DESCRIPTION (provided by applicant): The long-term goal is to understand the mechanism by which myofibrils assemble from their components, and how these precise structures are maintained in the face of repeated muscle activity. This goal has relevance to many types of human muscle disease, including those of skeletal and cardiac muscle. This proposal outlines studies of three genes in C. elegans, unc-98, unc-96 and unc-97 which are required for proper myofibril assembly and/or maintenance. UNC-98 is a novel 310 residue polypeptide consisting of 4 C2H2 Zn fingers and predicted NLS and NES sequences. By use of UNC-98 antibodies and UNC-98:GFP fusions, UNC-98 resides at M-lines, dense bodies (Z line analogs) and muscle cell nuclei. UNC-98 interacts with UNC-97 (PINCH in mammals), a LIM domain protein required for muscle focal adhesion assembly. Like UNC-98, UNC-97:GFP localizes to dense bodies, M-lines and nuclei. It is hypothesized that UNC-98 and UNC-97 function in muscle focal adhesion homeostasis, in which these proteins when localized to the adhesion sites monitor myofibril structure or activity, and travel to the nucleus to affect gene expression, unc-96 has a similar mutant phenotype to unc-98, interacts with unc-98 genetically, and may protect the sarcomere from breakdown resulting from normal muscle usage. We have determined that UNC-96 is a novel 418 aa protein and by 2 hybrid interacts with two conserved LIM domain proteins that also interact with UNC-97. Goals include: (1) for UNC-98, prove that its nuclear localization is important for its function, show that it can move from myofibrils into the nucleus, determine whether it can influence the expression of other genes, and whether it interacts with paramyosin in thick filaments; (2) for UNC-96, find out where it is localized in the sarcomere, provide further evidence that it interacts with paramyosin, UNC-98 and two LIM domain proteins; (3) for UNC-97 study its dynamics, whether it influences gene expression, whether its nuclear localization depends on UNC-98, and whether it indeed interacts with the two LIM domain proteins.

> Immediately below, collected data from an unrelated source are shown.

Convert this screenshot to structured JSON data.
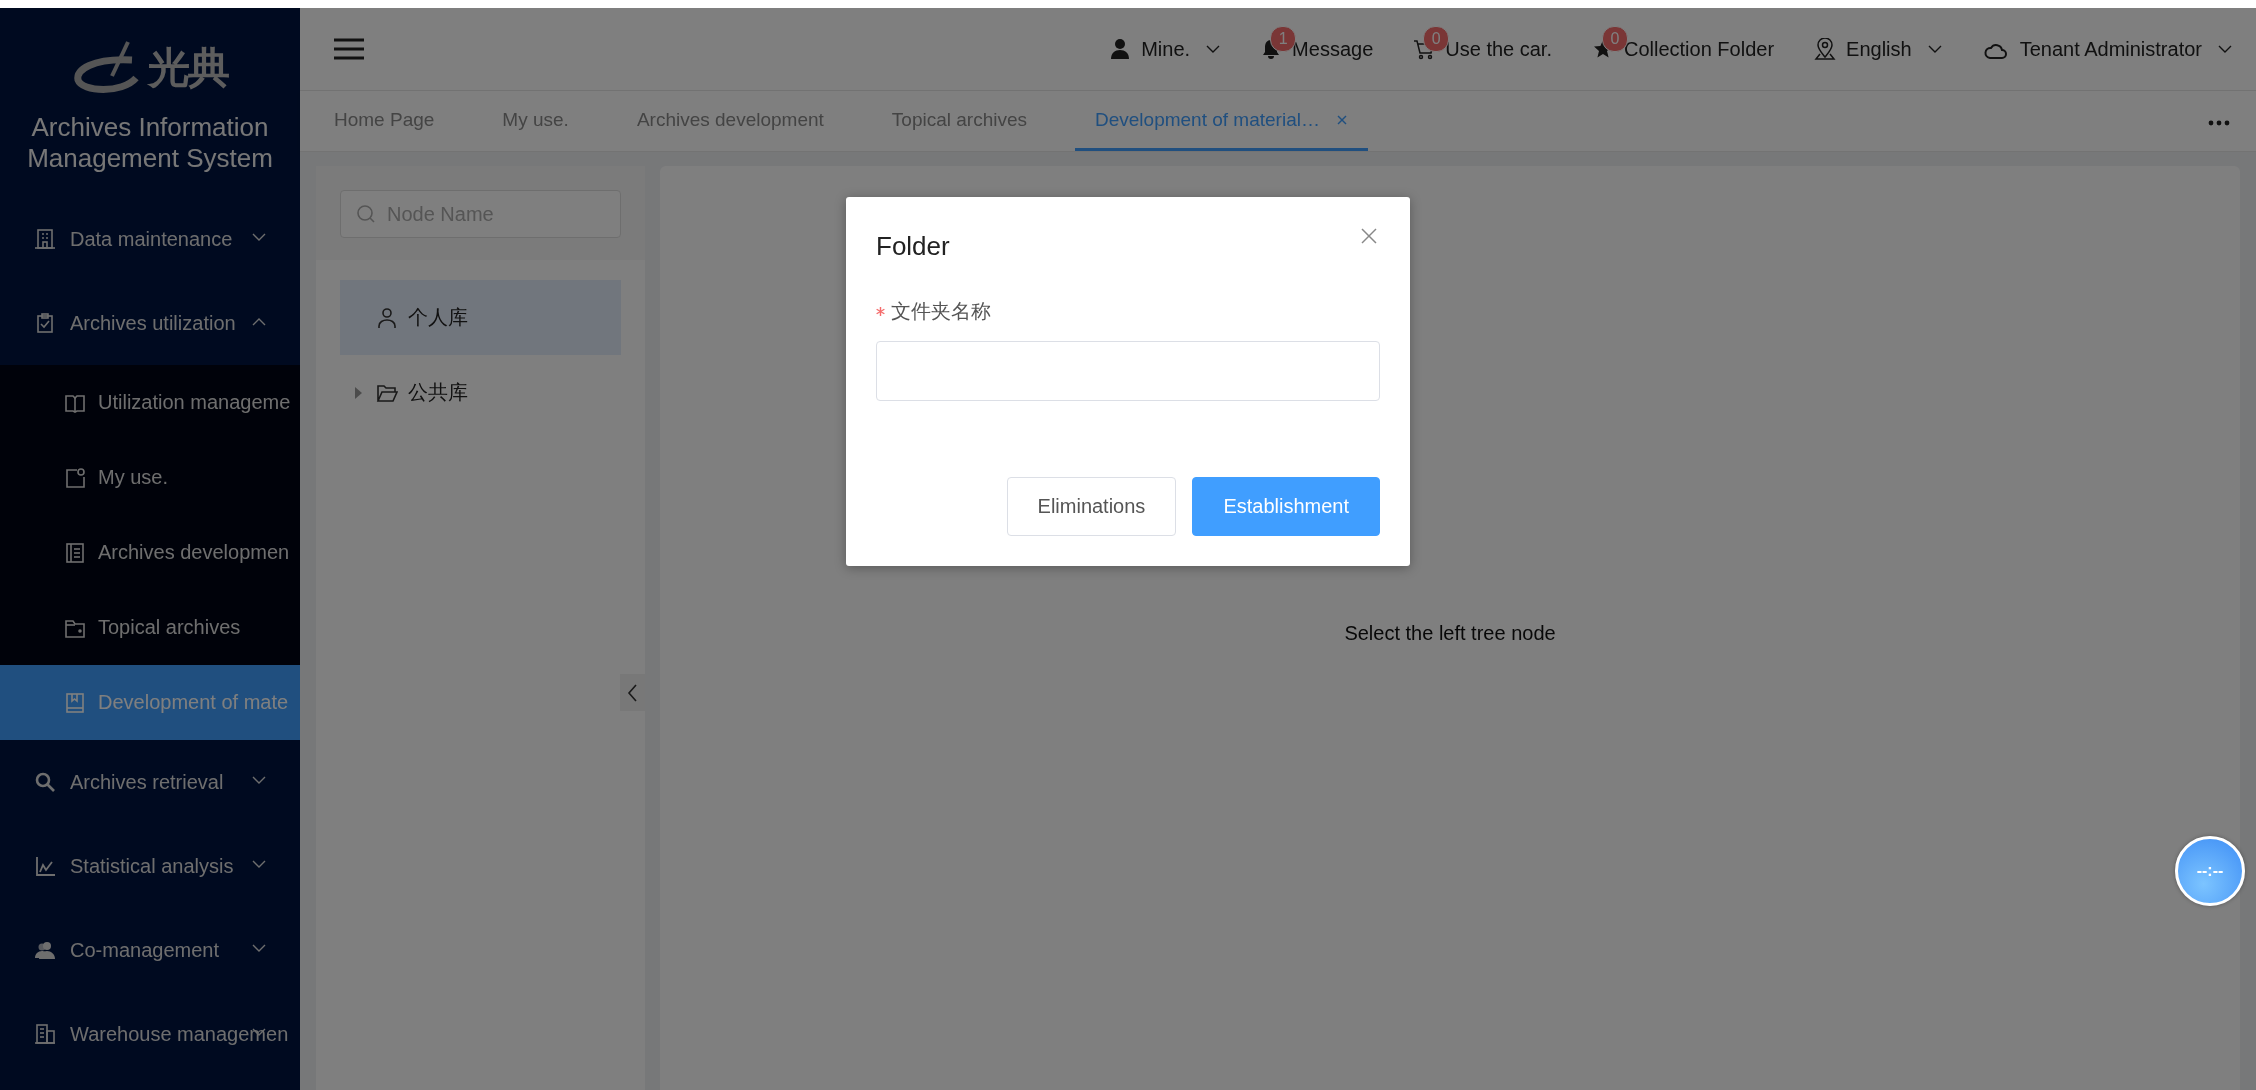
{
  "sidebar": {
    "logo_text": "光典",
    "title": "Archives Information Management System",
    "menu": [
      {
        "label": "Data maintenance",
        "expanded": false
      },
      {
        "label": "Archives utilization",
        "expanded": true,
        "children": [
          {
            "label": "Utilization manageme",
            "selected": false
          },
          {
            "label": "My use.",
            "selected": false
          },
          {
            "label": "Archives developmen",
            "selected": false
          },
          {
            "label": "Topical archives",
            "selected": false
          },
          {
            "label": "Development of mate",
            "selected": true
          }
        ]
      },
      {
        "label": "Archives retrieval",
        "expanded": false
      },
      {
        "label": "Statistical analysis",
        "expanded": false
      },
      {
        "label": "Co-management",
        "expanded": false
      },
      {
        "label": "Warehouse managemen",
        "expanded": false
      }
    ]
  },
  "header": {
    "user": "Mine.",
    "items": [
      {
        "label": "Message",
        "badge": "1"
      },
      {
        "label": "Use the car.",
        "badge": "0"
      },
      {
        "label": "Collection Folder",
        "badge": "0"
      }
    ],
    "language": "English",
    "account": "Tenant Administrator"
  },
  "tabs": [
    {
      "label": "Home Page",
      "selected": false
    },
    {
      "label": "My use.",
      "selected": false
    },
    {
      "label": "Archives development",
      "selected": false
    },
    {
      "label": "Topical archives",
      "selected": false
    },
    {
      "label": "Development of material…",
      "selected": true
    }
  ],
  "tree": {
    "search": {
      "placeholder": "Node Name"
    },
    "nodes": [
      {
        "label": "个人库",
        "selected": true,
        "kind": "person"
      },
      {
        "label": "公共库",
        "selected": false,
        "kind": "folder",
        "expanded": false
      }
    ]
  },
  "content": {
    "empty_text": "Select the left tree node"
  },
  "dialog": {
    "title": "Folder",
    "field": {
      "label": "文件夹名称",
      "required": true
    },
    "buttons": [
      {
        "label": "Eliminations",
        "kind": "default"
      },
      {
        "label": "Establishment",
        "kind": "primary"
      }
    ]
  },
  "clock": {
    "text": "--:--"
  }
}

描述（由申请人提供）：长期目标是了解肌原纤维从其组件中组装的机制，以及面对重复的肌肉活动时如何保持这些精确的结构。该目标与许多类型的人类肌肉疾病有关，包括骨骼和心脏肌肉。该提案概述了秀丽隐杆线虫，UNC-98，UNC-96和UNC-97中三个基因的研究，这些研究是适当的肌原纤维组装和/或维护所必需的。 UNC-98是一种新型的310个残基多肽，由4个C2H2 Zn手指和预测的NLS和NES序列组成。通过使用UNC-98抗体和UNC-98：GFP融合，UNC-98驻留在M线上，密集的身体（Z线模拟）和肌肉细胞核。 UNC-98与UNC-97（哺乳动物中的捏）相互作用，这是肌肉局灶性粘附组件所需的LIM结构蛋白。像UNC-98一样，UNC-97：GFP定位于密集的身体，M线和核。据推测，UNC-98和UNC-97在肌肉局灶性稳态中的功能，其中这些蛋白质本地定位于粘附部位监测肌原纤维的结构或活动，并前往细胞核以影响基因表达，UNC-96具有与UNC-98相似的突变表型，与UNC-98相似，从而使UNC-98的群体相互作用，并可以在sARCEN上与SARCEN相互作用。我们已经确定UNC-96是一种新型的418 AA蛋白，通过2杂交与两个保守的LIM结构蛋白相互作用，它们也与UNC-97相互作用。目标包括：（1）对于UNC-98，证明其核定位对其功能很重要，表明它可以从肌原纤维转移到核中，确定它是否可以影响其他基因的表达，以及它是否在厚细丝中与帕诺蛋白相互作用。 （2）对于UNC-96，找出它位于肌节中的位置，提供了进一步的证据，表明它与paramyosin，UNC-98和两个LIM结构域蛋白相互作用； （3）对于UNC-97研究其动力学，它是否影响基因表达，其核定位是否取决于UNC-98，以及它是否确实与两个LIM结构域蛋白相互作用。